Tibet rights groups urge Nepal to hand over 23 Tibetans to UNHCR

A file photo shows a Tibetan woman being dragged away by Nepalese police after throwing herself in front of a bus of carrying Tibetan deportees to the border with Chinese-occupied Tibet, in Kathmandu,

 

DHARAMSHALA September 21: Exile rights groups -- International Campaign for Tibet (ICT), Tibetan Youth Congress (TYC) and Students for Free Tibet (SFT) -- have urged the Nepal government to release 23 Tibetans detained earlier for “illegally crossing” into the country. 

Nepalese police arrested 20 Tibetans on September 11 from Bajura district, western Nepal and 3 Tibetans on September 13 from Barabise, Sindupalchowk district, north-central Nepal. However, Nepal delayed their release to UN High Commissioner for Refugees (UNHCR) under pressure from China, according to sources.

"The group of Tibetans has not been turned over by Nepalese authorities to the UN refugee agency, as per established protocols," said the rights groups.

The rights groups also allege that the Chinese Embassy in Kathmandu has written to Nepal government demanding that the Tibetans be released into Chinese custody for return to Tibet.

"The Chinese embassy’s menacing interference into the case of these 23 Tibetans represents an escalation in China’s attempts to undermine existing protocols for the protection of Tibetan refugees in Nepal," said ICT president, Mary Beth Markey. 

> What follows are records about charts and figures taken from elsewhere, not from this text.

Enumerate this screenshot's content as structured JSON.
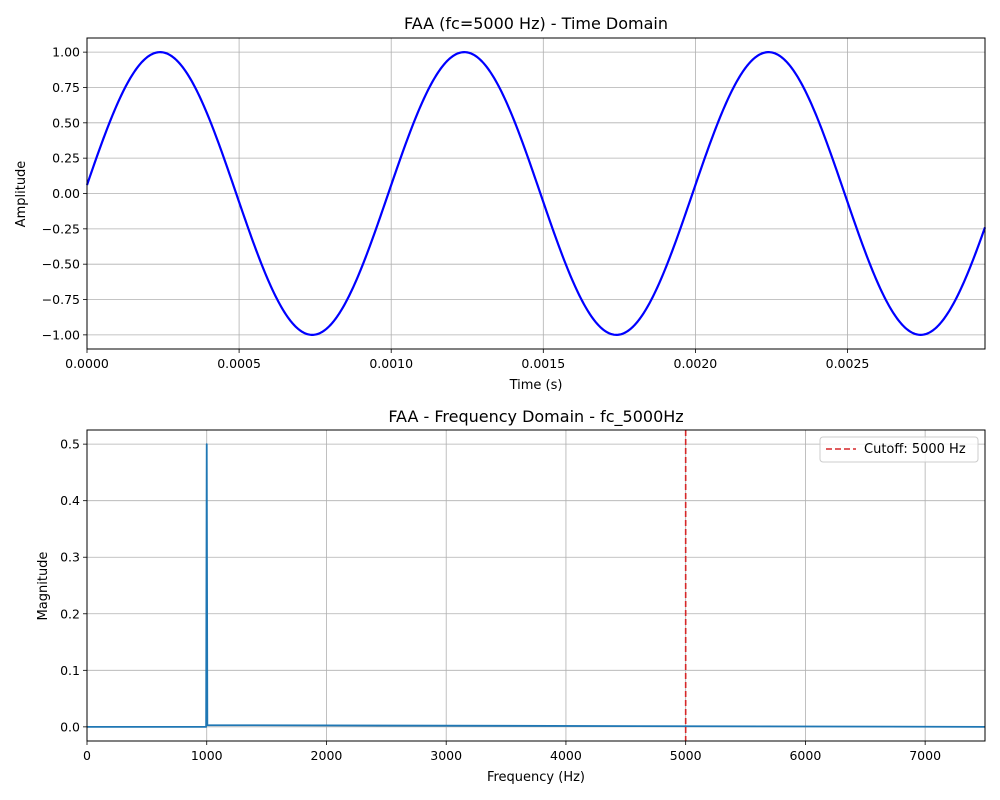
{
  "chart_data": [
    {
      "type": "line",
      "title": "FAA (fc=5000 Hz) - Time Domain",
      "xlabel": "Time (s)",
      "ylabel": "Amplitude",
      "xlim": [
        0,
        0.002952
      ],
      "ylim": [
        -1.1,
        1.1
      ],
      "x_ticks": [
        0.0,
        0.0005,
        0.001,
        0.0015,
        0.002,
        0.0025
      ],
      "x_tick_labels": [
        "0.0000",
        "0.0005",
        "0.0010",
        "0.0015",
        "0.0020",
        "0.0025"
      ],
      "y_ticks": [
        -1.0,
        -0.75,
        -0.5,
        -0.25,
        0.0,
        0.25,
        0.5,
        0.75,
        1.0
      ],
      "y_tick_labels": [
        "−1.00",
        "−0.75",
        "−0.50",
        "−0.25",
        "0.00",
        "0.25",
        "0.50",
        "0.75",
        "1.00"
      ],
      "grid": true,
      "series": [
        {
          "name": "",
          "color": "#0000ff",
          "function": "sin",
          "frequency_hz": 1000,
          "amplitude": 1.0,
          "phase_rad": 0.06,
          "x_range": [
            0,
            0.002952
          ]
        }
      ]
    },
    {
      "type": "line",
      "title": "FAA - Frequency Domain - fc_5000Hz",
      "xlabel": "Frequency (Hz)",
      "ylabel": "Magnitude",
      "xlim": [
        0,
        7500
      ],
      "ylim": [
        -0.025,
        0.525
      ],
      "x_ticks": [
        0,
        1000,
        2000,
        3000,
        4000,
        5000,
        6000,
        7000
      ],
      "x_tick_labels": [
        "0",
        "1000",
        "2000",
        "3000",
        "4000",
        "5000",
        "6000",
        "7000"
      ],
      "y_ticks": [
        0.0,
        0.1,
        0.2,
        0.3,
        0.4,
        0.5
      ],
      "y_tick_labels": [
        "0.0",
        "0.1",
        "0.2",
        "0.3",
        "0.4",
        "0.5"
      ],
      "grid": true,
      "series": [
        {
          "name": "",
          "color": "#1f77b4",
          "x": [
            0,
            995,
            1000,
            1005,
            7500
          ],
          "y": [
            0.0,
            0.0,
            0.5,
            0.003,
            0.0
          ]
        }
      ],
      "cutoff": {
        "x": 5000,
        "color": "#d62728",
        "label": "Cutoff: 5000 Hz"
      },
      "legend": {
        "placement": "top-right",
        "entries": [
          "Cutoff: 5000 Hz"
        ]
      }
    }
  ]
}
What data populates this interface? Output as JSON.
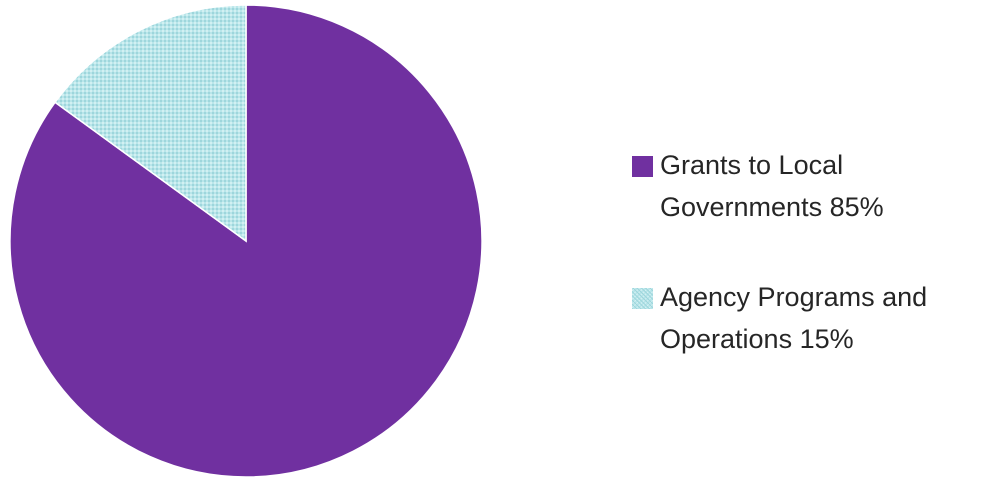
{
  "chart_data": {
    "type": "pie",
    "series": [
      {
        "name": "Grants to Local Governments",
        "value": 85,
        "legend_lines": [
          "Grants to Local",
          "Governments  85%"
        ],
        "color": "#7030a0",
        "pattern": false
      },
      {
        "name": "Agency Programs and Operations",
        "value": 15,
        "legend_lines": [
          "Agency Programs and",
          "Operations 15%"
        ],
        "color": "#b7e4e9",
        "pattern": true
      }
    ],
    "start_angle_deg": 0,
    "direction": "clockwise",
    "legend_position": "right",
    "title": ""
  }
}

The Tibetan Youth Congress expressed fear that the 23 refugees of which 20 are juveniles might be turned into Chinese hands any day.

Under the established ‘Gentlemen’s Agreement’ between the Nepal government and the UNHCR, Tibetans who enter Nepalese territory from Tibet are to be given over to the care of the UNHCR and expeditiously allowed to travel onward to India. 

Students for free Tibet (SFT) has written to the prime minister of Nepal, Dr Baburam Bhattarai, currently in New York to attend the UN General Assembly, urging his country to respect the U.N. Torture Convention, which bans to the forcible return of a refugee to a country where there is a credible fear that torture could be employed.

"These Tibetans are trying to escape from the Chinese torture in Tibet, so if they are returned back to Tibet, then the Nepal government is violating the UN Torture Convention," said Tenzin Jigdal. 

Nepal violated the "Gentlemen's Agreement" with the UN High Commissioner for Refugees (UNHCR) and contravened its obligations under international law by forcibly returning three Tibetan refugees to Chinese border police in June 2010. It was the first confirmed case of the refoulement of Tibetan refugees from Nepal since May 2003.